De todos es conocido que el delegado no administra, ni posee recursos materiales; y que, al elegirlo, no garantizamos un almacén de insumos para la comunidad. Esta persona, que también ha de cuidar una familia, hacer su trabajo y enfrentarse a las carestías de la vida, asume una inmensa responsabilidad al encargarse de gestionar y buscar soluciones a los planteamientos, quejas y demandas de quienes lo eligieron.
Solo el que ha estado en la piel de un delegado, desde los años 90 hasta el presente, puede dar cuentas de momentos difíciles, gestiones y horas, no siempre fructíferas, dedicadas al honroso desafío de representar al pueblo.
Y es que hay un puente, aún muy frágil entre el delegado y los administrativos, que es preciso fortalecer. Hasta hoy muchos con cargos en la economía y los servicios no definen entre sus prioridades la responsabilidad que tienen con esa mujer, o ese hombre que el barrio comisionó para gobernar.
Y no me equivoco si digo, gobernar, pues eso es precisamente lo que hace. Baste echar una ojeada a la Constitución de la Republica para saber que el poder no emana de una empresa, entidad, o administración, sino de los representantes del pueblo, responsables también de designar y revocar a los que administran los bienes de todos.
Con estos conceptos bien claros hemos de replantearnos de una vez el papel que corresponde a una y otra parte para que los planteamientos no caigan en agujeros sin fondo, para que las respuestas no constituyan improvisación del primer minuto y para que se hagan cuantos esfuerzos sean posibles en pos de auxiliar a esa persona comisionada por la comunidad para buscar soluciones y llevar respuestas o alternativas hasta sus electores.
De todos es sabido que errar muchas veces, aunque sea por causa de segundos o terceros, puede debilitar el prestigio del delegado, quien por lo general es persona de bien, pleno de valores y aptitudes por los que sus vecinos lo eligen.
No es necesaria una legislación, una circular o algún nuevo decreto para cumplir con estas máximas, y más allá de verlas como estrategias políticas, hemos de sentirlas como estrategias de alto contenido humano.
En las cuadras, los ciudadanos se enfrentan día tras día a los problemas de vivienda, deficiencias en los servicios básicos y el salario que no alcanza. Si a tales situaciones le sumamos la incapacidad para responder a sus planteamientos, que la mayoría de las veces no están más allá de las posibilidades reales del país, estaríamos marchitando las bases de nuestro sistema social, y violentando la autoridad verdadera que descansa en los hombros del delegado.

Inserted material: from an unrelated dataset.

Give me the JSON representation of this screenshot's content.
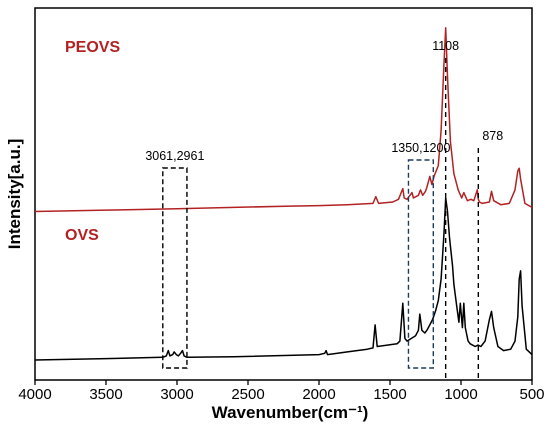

Fortalecer el prestigio de este hombre o mujer ha de estar, sin necesidad de orientaciones superiores, en la conciencia y la moral de cada persona que ostente un cargo administrativo en Cuba. Y es que la atención a sus demandas, propuestas y preocupaciones ha de estar reflejada en cada acto, documento y espacio donde se traten los problemas del pueblo para que nadie pueda ignorar de donde hemos venido y cuanto ha costado alcanzar la democracia y la justicia social, representadas en la figura del delegado.